There’s no place for complacency when it comes to technology in schools.  If there was we’d still be using mimeographs for copies, settling student disputes over who’s going to turn the filmstrip and freaking out when we make the computer write our name 1000 times on the screen.  Things change and get better, mostly, and as educators it is our job to keep up with the times.

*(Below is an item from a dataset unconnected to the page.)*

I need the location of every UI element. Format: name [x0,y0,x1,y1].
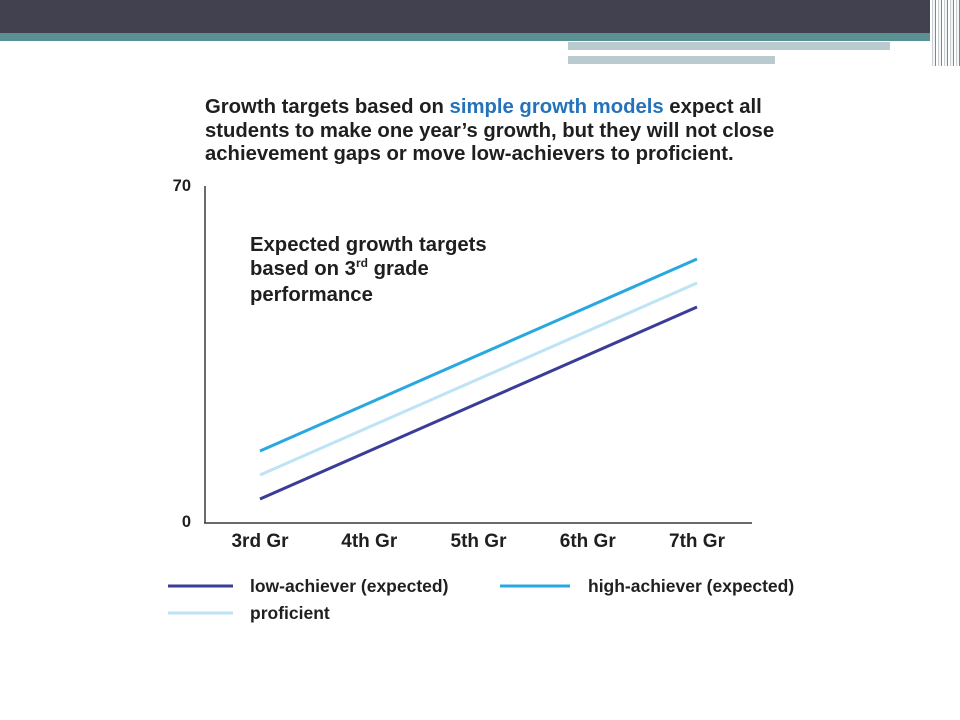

It isn’t an easy task and I can totally understand when colleagues are intimidated with integrating technology into their classrooms.  For many, they’ve simply never had to do it or it hasn’t been available to them.  However, I also think that whatever the excuse, it isn’t good enough.  It’s our job to provide our students with the skills and tools to help them succeed as they move through and past their educational careers.  In our current society, that includes technology.

The SAMR Model

Image the creation of Dr. Ruben Puentedura, Ph.D. http://www.hippasus.com/rrpweblog/
Image the creation of Dr. Ruben Puentedura, Ph.D. http://www.hippasus.com/rrpweblog/

When it comes to a framework for all of this, I’m a fan of the SAMR model.  In my opinion, it gives credibility to all sorts of technology integration.  Too often I hear educators discuss this model as a ladder that we must climb and everyone should be in the Redefinition zone of  the model.  I think those people are missing the point.  Sure, I agree that we should be striving to create projects and experiences that take students into higher levels of technological use, but it is also quite important to know how to use word processing software and that’s simple redefinition.

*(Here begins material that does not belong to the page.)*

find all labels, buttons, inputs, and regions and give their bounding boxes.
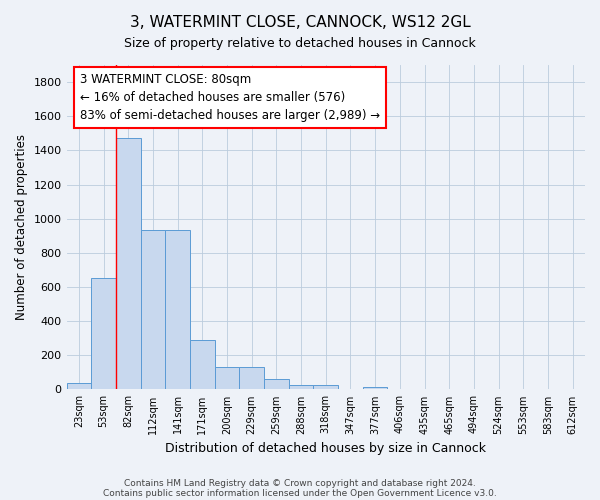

This model creates a framework for thinking about how we are using technology.  If we are stuck in the substitution zone then we need to ask ourselves if our tech use is really beneficial and if we are challenging our students.  My one complaint about this model is that I don’t like the ladder analogy and idea of a line separating the bottom from the top.  This makes many teachers see the model as another way to evaluate their practice from the outside instead of a tool to use to reflect upon their own practice. When this concept is clearly related, it becomes a much more powerful tool.

My Practice

I like to think that my classroom practice exhibits a healthy blend of levels from the SAMR model.  Much like we were encouraged to take a little from each bit of this fancy chart growing up (ok, maybe that’s not the greatest comparison) there needs to be a some of each level in the classroom.  My class is 99% paperless.  I honestly can’t remember the last time I made copies for my class.  Students regularly work within GAFE to take notes, complete assignments, share documents and peer reviews.  In order to get to the Redefinition type tasks, we have to spend some time preparing for them in Substitution land.

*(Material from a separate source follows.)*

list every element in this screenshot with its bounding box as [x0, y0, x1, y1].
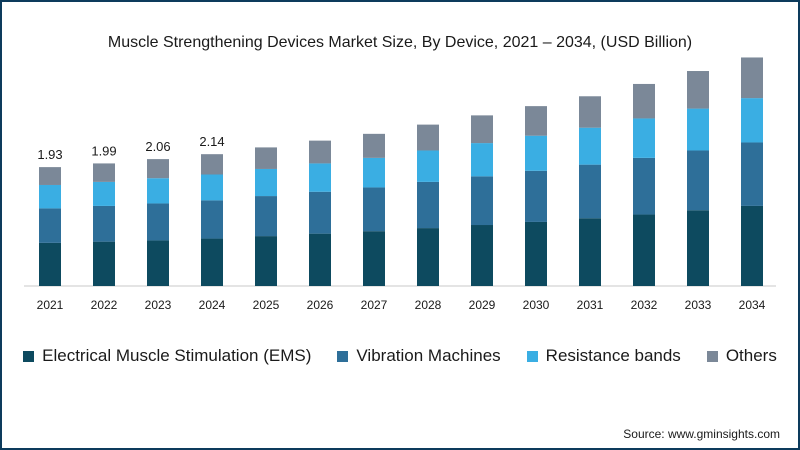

This week I spent almost thirty minutes with my class trying out  Google Hangouts on Air.  We were testing it out to see if we can use it to make newscast style videos.  We didn’t cover much in the way of curriculum, but the students learned a new tool and a new way to collaborate.  They also saw me taking a chance and being a learner along with them. The kids were buzzing as we experimented.  They asked each other questions as they tried to figure out how to use GHO and discussed the pros and cons of working within this tool.  We were not only looking for a different way to use an existing technology, but shifting and blurring the lines of teacher and student.

The Fire

 BurningFlame0

The difficult task falls on us, the COETAILers and the early adapters of technology.   We may or may not be on the absolute cutting edge or always the ones pushing the envelope, but we are the ones who understand the importance of technology in schools.  We have to make sure that those students and teachers who are intimidated by technology don’t continue to hide in the back of classrooms or just look over the shoulder of their peers.  Celebrate the fact that they have created a task using Augmentation and encourage them to continue their growth.  We have to continue to share what we learn, provide opportunities for others to learn along with us and provide a gentle push when its necessary.

It takes a spark to ignite a fire of technological curiosity, learning and success.